第25話 サバゲーに行こうー1
アサヒの部屋を宮神家の面々が毎週訪れるようになると、マコトは2週に一度顔を出すだけになった。
リュックサックのやりとりは続いていた。
大介から偶に突拍子もない依頼が来ることもあったが、以前より食品のリクエストは減った。
ペプシコーラは欠かせないらしいが。
宮神家の皆は、週一度でも会えることに喜びを感じていた。
全員揃うこともあれば、奈緒子だけ、綾子だけが来ることもあった。
アサヒの体重は順調に落ち、8月には80キロ台に突入した。
そんなある金曜日、アサヒのスマホにマコトからメッセージが入った。
『サバゲーのメンバーが足りないんだ。明日朝8時に今井酒店まで来てくれ。道具とかはこっちで用意してある。昔やった時みたいにおしゃべり禁止ルールな』
******
翌朝、白無地のTシャツにチノパンというラフな格好のアサヒが今井酒店を訪れると、スキンヘッドの小柄な男性が店先を箒で掃いて掃除していた。

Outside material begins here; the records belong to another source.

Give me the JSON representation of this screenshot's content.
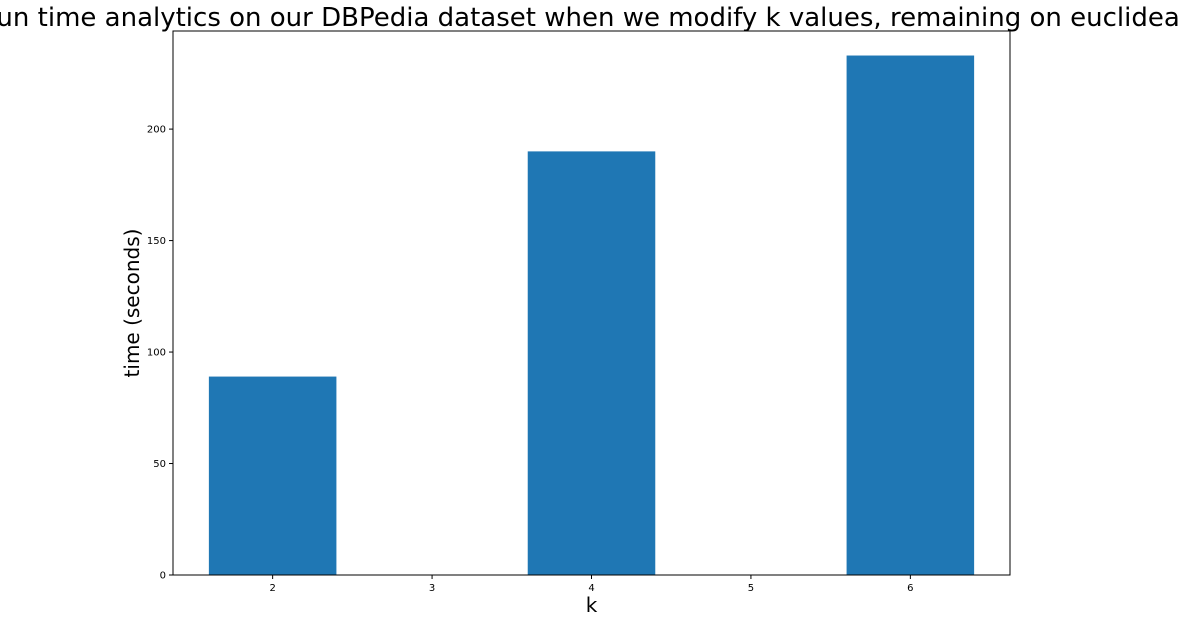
{
  "chart_data": {
    "type": "bar",
    "title": "run time analytics on our DBPedia dataset when we modify k values, remaining on euclidean",
    "xlabel": "k",
    "ylabel": "time (seconds)",
    "x_ticks": [
      "2",
      "3",
      "4",
      "5",
      "6"
    ],
    "xlim": [
      1.375,
      6.625
    ],
    "y_ticks": [
      "0",
      "50",
      "100",
      "150",
      "200"
    ],
    "ylim": [
      0,
      244
    ],
    "grid": false,
    "bar_color": "#1f77b4",
    "bars": [
      {
        "x": 2,
        "value": 89
      },
      {
        "x": 4,
        "value": 190
      },
      {
        "x": 6,
        "value": 233
      }
    ],
    "bar_width": 0.8
  }
}
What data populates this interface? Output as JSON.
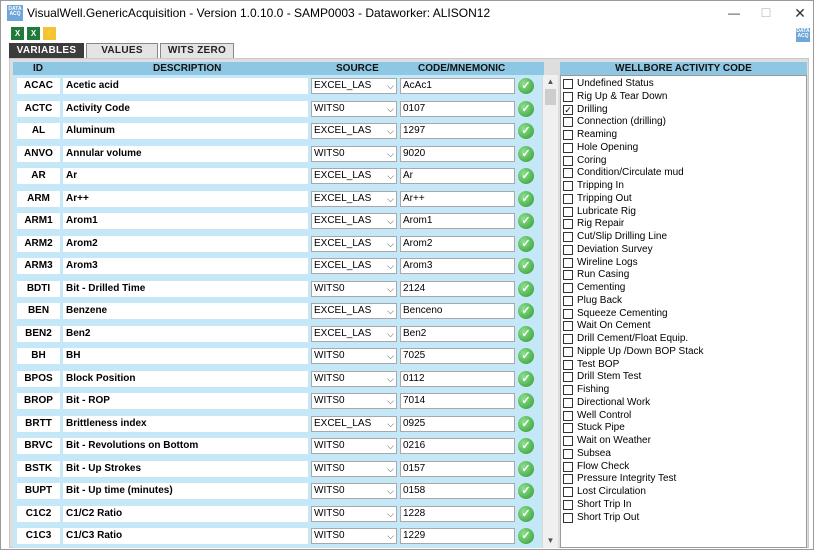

今井酒店の刺繍が入ったポロシャツに、ワークマンのブラウンのカーゴパンツ姿だ。
クロックスでの掃き掃除は、足に汚れがつかないのだろうか?
マコトの父親、今井俊彦だ。
「お?西野んところのか!久しぶりだなぁ。元気か?
なかなか良いガタイになったじゃねーか」
パンパンとアサヒの肩を叩く。
「おじさん、お久しぶりです。お元気そうですね。
マコっちゃんに社長譲ったって聞いたから、体調でも崩されたのかと思いました」
「ああ。社長なんてめんどくさい事あいつに任せて、俺は全国酒蔵巡りよ!
ま、俺が会長だからな!文句は言わせねー!」
笑って続ける。
「俺とあいつでそれぞれ酒選んでコーナー作ってんのよ。
女の子には『トシセレクション』の方が『マコトセレクション』より人気なんだぜ。
売り上げも6対4で俺の勝ちだ!」
「相変わらずですね・・・。ところでマコっちゃんは?」
「ちょっと待ってくれ。おいマコト!」
年季を感じさせる『今井酒店』と書かれた看板の上の窓が開いて、マコトが顔を出した。
自身の口に人差し指を立てて、静かにするように、と言っているようだ。
カモフラ柄のカットソーにカーキのパンツ姿のマコトは、店の奥から出てくると何も言わず、再度自身の口に指を立てて静かにするよう指示を出した。
もうゲームスタートらしい。
そのままハンドサインを出していく。
アサヒを指差した後、自身を指差す。
開いた左手をそのまま上に上げて自身を扇ぐように手招きする。
左拳を握るとガッツポーズから手を左右に動かした。
(あなた、わたし、来い、車両?だっけこれ)
親指を下に突き出した後、手のひらを耳に当てる。
(敵、聞いてる!?)
首に手のひらを水平に当てるジェスチャーを見たアサヒは驚いた。
(危険ってどう言うこと!)
昔サバゲーで遊んだ時のハンドサインを思い出したアサヒは左手でOKサインを出すと、マコトの指示に従いアルファードに乗り込んだ。
到着したのは、県を二つ跨いだ町にある有名な神社だった。
車内でも一切言葉を発さなかったマコトのあとをついていくと、老齢の神主らしき男性が社殿の中の小部屋に二人を通してくれた。